There were also like maybe a dozen actually destructive cases. No one got hurt. Total property damage was maybe a half million dollars? We're arguing over the dumbest pittances of nothing, even if we add an order of magnitude here. This is ridiculous.

Personally, your post seems to be strongly condemning, as if this was some absurd nightmare situation. I find it just ridiculous cowardice to pretend like this was an actual scary and bad problem. I'm not sure how many 9's of non violent peaceful protest it was, but it was a lot of 9's, and very little actual harm.

Yes, a brand had it's image destroyed. It did it itself. Telsa's leader set it's brand's name on fire. Molotov'ed itself into kingdom come. From which it seems impossible to recover. A brand that was early in on EV's. But it seems facetious and ridiculous blame this political suicide in public, with nazi salutes and chainsaws, on the left. Get real man; you have to be joking. The left didn't slow this down; what kind of a fool do you take us for?


Found the crazy.

Yeah, indeed, glad you came around; how did this poor nation vote for this crazy crazy crazy shit?

Legally, that’s how.

The pendulum goes back and forth. The right is in power now, so the left will point out deficiencies and promise improvements. If enough people believe things could be better, than the left will win power in the next election.
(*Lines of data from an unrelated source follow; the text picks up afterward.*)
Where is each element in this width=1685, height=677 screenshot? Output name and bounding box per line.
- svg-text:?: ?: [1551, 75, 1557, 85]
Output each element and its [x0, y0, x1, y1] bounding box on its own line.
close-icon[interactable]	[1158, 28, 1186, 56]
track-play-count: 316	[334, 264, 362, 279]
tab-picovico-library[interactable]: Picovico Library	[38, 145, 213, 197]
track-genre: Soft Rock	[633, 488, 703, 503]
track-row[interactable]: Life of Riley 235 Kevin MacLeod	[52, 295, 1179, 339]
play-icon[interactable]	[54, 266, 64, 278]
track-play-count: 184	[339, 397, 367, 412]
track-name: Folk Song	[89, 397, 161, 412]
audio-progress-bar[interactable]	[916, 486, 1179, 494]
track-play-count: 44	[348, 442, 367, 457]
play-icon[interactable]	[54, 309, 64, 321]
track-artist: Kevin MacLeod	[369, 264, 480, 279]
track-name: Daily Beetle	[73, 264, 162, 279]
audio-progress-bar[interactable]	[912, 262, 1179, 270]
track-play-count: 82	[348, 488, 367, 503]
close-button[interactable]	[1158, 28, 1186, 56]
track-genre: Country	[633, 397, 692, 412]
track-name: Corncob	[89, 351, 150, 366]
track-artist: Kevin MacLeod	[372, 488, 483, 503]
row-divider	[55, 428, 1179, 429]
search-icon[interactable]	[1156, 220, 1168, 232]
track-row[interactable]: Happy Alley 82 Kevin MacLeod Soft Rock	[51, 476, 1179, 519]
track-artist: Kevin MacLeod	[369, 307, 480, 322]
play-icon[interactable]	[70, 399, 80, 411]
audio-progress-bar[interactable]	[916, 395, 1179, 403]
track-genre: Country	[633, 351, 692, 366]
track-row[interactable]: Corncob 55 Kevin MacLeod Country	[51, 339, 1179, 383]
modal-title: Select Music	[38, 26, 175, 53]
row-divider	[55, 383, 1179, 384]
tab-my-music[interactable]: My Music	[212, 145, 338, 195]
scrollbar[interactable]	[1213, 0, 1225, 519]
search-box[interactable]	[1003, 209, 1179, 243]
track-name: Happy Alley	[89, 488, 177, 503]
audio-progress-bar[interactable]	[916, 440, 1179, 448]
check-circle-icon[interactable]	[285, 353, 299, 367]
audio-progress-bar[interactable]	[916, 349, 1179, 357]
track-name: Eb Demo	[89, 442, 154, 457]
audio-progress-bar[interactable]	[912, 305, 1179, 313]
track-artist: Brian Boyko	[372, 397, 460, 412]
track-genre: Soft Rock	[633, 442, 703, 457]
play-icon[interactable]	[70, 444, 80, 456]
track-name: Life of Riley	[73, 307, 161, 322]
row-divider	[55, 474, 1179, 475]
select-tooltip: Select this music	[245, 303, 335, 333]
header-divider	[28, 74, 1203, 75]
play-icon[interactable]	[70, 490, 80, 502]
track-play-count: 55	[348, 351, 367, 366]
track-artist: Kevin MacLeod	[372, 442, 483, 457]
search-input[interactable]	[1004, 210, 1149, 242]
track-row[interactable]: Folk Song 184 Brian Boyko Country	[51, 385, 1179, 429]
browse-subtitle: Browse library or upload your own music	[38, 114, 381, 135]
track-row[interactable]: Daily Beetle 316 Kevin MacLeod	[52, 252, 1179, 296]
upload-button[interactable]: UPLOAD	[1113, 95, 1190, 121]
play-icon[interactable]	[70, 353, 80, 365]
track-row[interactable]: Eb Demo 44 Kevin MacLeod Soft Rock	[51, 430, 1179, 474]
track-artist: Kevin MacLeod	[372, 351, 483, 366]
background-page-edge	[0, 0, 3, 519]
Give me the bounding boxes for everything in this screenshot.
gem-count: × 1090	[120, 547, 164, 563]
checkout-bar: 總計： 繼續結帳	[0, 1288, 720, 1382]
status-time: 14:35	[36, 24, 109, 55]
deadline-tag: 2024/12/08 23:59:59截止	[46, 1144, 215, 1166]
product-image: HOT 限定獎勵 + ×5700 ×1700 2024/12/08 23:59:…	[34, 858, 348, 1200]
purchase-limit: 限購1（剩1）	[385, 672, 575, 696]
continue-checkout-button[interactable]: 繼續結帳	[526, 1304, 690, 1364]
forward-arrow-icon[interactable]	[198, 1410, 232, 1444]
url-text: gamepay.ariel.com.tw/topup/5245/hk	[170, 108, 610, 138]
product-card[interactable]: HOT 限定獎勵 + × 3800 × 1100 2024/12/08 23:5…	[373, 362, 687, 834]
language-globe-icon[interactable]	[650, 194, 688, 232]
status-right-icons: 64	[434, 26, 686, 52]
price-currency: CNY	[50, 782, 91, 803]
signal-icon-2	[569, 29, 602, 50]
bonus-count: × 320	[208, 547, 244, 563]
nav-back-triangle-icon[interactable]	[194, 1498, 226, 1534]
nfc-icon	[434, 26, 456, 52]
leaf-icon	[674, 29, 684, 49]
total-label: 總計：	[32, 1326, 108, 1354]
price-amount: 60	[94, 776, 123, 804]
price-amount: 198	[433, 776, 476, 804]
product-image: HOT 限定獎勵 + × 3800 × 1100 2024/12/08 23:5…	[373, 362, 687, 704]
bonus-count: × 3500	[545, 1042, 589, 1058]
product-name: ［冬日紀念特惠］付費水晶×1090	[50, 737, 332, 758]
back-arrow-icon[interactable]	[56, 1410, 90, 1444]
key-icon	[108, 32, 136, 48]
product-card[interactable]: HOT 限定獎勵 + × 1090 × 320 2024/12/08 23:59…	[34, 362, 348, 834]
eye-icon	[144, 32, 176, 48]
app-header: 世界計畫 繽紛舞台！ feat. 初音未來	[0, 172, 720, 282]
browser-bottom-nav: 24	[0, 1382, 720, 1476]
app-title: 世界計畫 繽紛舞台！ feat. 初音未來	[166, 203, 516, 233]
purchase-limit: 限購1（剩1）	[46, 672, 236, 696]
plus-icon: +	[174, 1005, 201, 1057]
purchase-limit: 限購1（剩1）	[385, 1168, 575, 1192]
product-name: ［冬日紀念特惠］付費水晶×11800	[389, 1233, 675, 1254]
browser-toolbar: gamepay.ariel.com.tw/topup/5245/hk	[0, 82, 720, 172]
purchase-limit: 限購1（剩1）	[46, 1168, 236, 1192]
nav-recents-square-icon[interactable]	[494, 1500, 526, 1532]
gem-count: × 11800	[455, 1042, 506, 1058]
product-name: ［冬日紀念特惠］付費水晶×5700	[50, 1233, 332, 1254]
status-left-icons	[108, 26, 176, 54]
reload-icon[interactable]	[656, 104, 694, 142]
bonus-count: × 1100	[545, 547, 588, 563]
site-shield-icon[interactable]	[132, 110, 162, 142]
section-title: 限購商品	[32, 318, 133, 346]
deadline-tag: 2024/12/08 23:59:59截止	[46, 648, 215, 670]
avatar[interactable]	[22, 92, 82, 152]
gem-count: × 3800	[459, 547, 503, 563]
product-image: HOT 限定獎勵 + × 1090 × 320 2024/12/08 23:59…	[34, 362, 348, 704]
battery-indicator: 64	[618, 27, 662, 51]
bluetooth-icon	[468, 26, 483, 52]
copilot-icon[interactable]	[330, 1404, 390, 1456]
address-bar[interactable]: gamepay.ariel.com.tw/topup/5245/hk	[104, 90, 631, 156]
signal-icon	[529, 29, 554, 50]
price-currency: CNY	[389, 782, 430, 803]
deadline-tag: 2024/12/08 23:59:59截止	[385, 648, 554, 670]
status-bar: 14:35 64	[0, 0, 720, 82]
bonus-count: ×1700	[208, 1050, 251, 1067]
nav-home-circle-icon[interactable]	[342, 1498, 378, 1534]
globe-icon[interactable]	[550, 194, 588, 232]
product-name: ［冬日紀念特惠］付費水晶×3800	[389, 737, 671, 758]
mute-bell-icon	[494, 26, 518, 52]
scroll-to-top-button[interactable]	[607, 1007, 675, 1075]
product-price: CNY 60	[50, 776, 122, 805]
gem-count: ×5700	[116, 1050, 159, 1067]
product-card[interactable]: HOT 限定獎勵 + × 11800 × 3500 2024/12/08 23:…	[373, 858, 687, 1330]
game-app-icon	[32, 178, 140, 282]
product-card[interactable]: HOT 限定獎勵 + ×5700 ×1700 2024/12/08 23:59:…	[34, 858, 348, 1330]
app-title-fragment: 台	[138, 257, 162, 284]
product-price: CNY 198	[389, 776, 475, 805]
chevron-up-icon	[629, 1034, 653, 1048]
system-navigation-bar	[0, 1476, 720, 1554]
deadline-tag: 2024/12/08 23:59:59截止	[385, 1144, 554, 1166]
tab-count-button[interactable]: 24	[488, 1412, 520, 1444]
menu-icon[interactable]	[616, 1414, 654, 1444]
Then the cycle starts over again. It works wonderfully, and the USA has prospered because of it.

Sometimes immature people do crazy things because they’re narcissistic and want to try to circumvent the rules. They could do the right thing and try to bring change legally, but through either stupidity or lack of morals they instead go outside the law. People all across the political spectrum should view such people as a liability to us all.


Alas the pendulum just tore down 1/3rd the white house & Congress.

No respect in the slightest for this nation. The cycle starting over here is a bunch of disgusting plutocrats & Federalist Society nut jobs trying to strip America bare & argue up is down to ignore the bill of rights.

It's not legal. It keeps being shot down. The DoJ is fully in the pocket of the white house which is maybe technically legal but was a deeply deeply disturbing idea even a decade ago. What's happening now is an insult to law, and the terrormongers in power are at war with the justice system, because they have no respect for the law & want to abuse it.

A couple cars getting a bit messed up doesn't scare me at all. To be afraid of the people, to cower and scare as if it's gone great evil? It's so so so so small a trial, doing such little against our society and law. Imo to compare the two feels a farce.